近年のヴィンテージ市場の熱狂ぶりが凄まじい。先日、某百貨店で5500万円のデニムジャケットが売れるなど、ファッションの枠を超えて、投機の世界へ足を踏み入れつつあるヴィンテージ。これは日本だけのブームではなく、お膝元のアメリカやタイなど、世界各地で盛り上がっているのだ。そんな中、注目したいのが〝ベトジャン〟ことベトナムジャンパーだ。原宿の老舗店『フェイクα』の名物店長・澤田一誠さんは次のように解説する。
「簡単に言えば、日本のスーベニアジャケットである〝スカジャン〟のベトナム版です。ベトナム戦争時に米兵へ販売されたお土産品で、黒のコットン素材や簡素な刺繍が特徴。’90年代の古着ブーム時は知る人ぞ知る存在でしたが、デザイナーズブランドがサンプリングし、徐々に知名度がアップ。スカジャンの高騰に引っ張られる形で、人気が急上昇しています」
数年前に比べると2〜3倍の相場になった一方で、スーベニアジャケットで知られる『テーラー東洋』を筆頭に完成度の高いリプロダクトモデルも多くあり、選択肢は様々。

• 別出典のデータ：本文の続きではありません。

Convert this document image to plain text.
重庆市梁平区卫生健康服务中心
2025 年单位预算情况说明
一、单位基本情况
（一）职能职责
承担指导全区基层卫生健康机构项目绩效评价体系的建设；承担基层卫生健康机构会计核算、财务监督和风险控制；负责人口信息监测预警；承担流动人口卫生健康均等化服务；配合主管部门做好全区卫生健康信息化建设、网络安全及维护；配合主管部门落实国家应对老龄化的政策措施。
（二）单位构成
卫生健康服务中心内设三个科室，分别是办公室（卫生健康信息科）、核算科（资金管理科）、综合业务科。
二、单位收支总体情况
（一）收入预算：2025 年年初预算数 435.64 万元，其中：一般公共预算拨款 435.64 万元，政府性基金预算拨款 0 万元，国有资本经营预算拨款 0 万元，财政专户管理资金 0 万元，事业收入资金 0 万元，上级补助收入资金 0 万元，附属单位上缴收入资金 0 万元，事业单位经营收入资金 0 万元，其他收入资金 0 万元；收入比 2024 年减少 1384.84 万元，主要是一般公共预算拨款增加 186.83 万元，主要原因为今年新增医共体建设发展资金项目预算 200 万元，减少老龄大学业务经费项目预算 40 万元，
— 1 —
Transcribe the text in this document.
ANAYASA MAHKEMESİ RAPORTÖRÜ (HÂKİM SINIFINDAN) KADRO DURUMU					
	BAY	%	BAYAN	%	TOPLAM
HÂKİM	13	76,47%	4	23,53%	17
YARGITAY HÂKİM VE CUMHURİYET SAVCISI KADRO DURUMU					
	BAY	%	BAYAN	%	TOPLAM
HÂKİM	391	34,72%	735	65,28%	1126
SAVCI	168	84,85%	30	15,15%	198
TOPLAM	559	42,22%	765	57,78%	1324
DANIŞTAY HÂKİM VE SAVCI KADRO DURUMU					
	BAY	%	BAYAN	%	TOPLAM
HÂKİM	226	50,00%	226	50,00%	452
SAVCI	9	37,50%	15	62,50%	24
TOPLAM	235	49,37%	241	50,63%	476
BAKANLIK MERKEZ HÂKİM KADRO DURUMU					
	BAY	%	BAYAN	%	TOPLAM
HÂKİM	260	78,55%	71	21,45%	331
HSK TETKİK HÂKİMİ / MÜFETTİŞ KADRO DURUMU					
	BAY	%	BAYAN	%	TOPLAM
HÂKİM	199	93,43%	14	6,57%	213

価値が下がりにくいので、思い切ってヴィンテージを買うのも一興かもしれない!?
【DIMEの読み】
ベトジャンが人気を集めている大きな理由が合わせやすさ。スカジャンよりも大人しい刺繍のデザイン、日本でも着やすいコットン素材、古着では希少なブラックベースという点が支持されている。
ベトナムの地名や地図、部隊がモチーフとなる

ヴィンテージは価格が2~3倍に高騰!

原宿の名店『フェイクα』では、毎月アメリカから買い付けたヴィンテージが入荷する。ベトジャンは急騰しており、サイズが大きくて状態が良ければ20万円オーバーのアイテムも。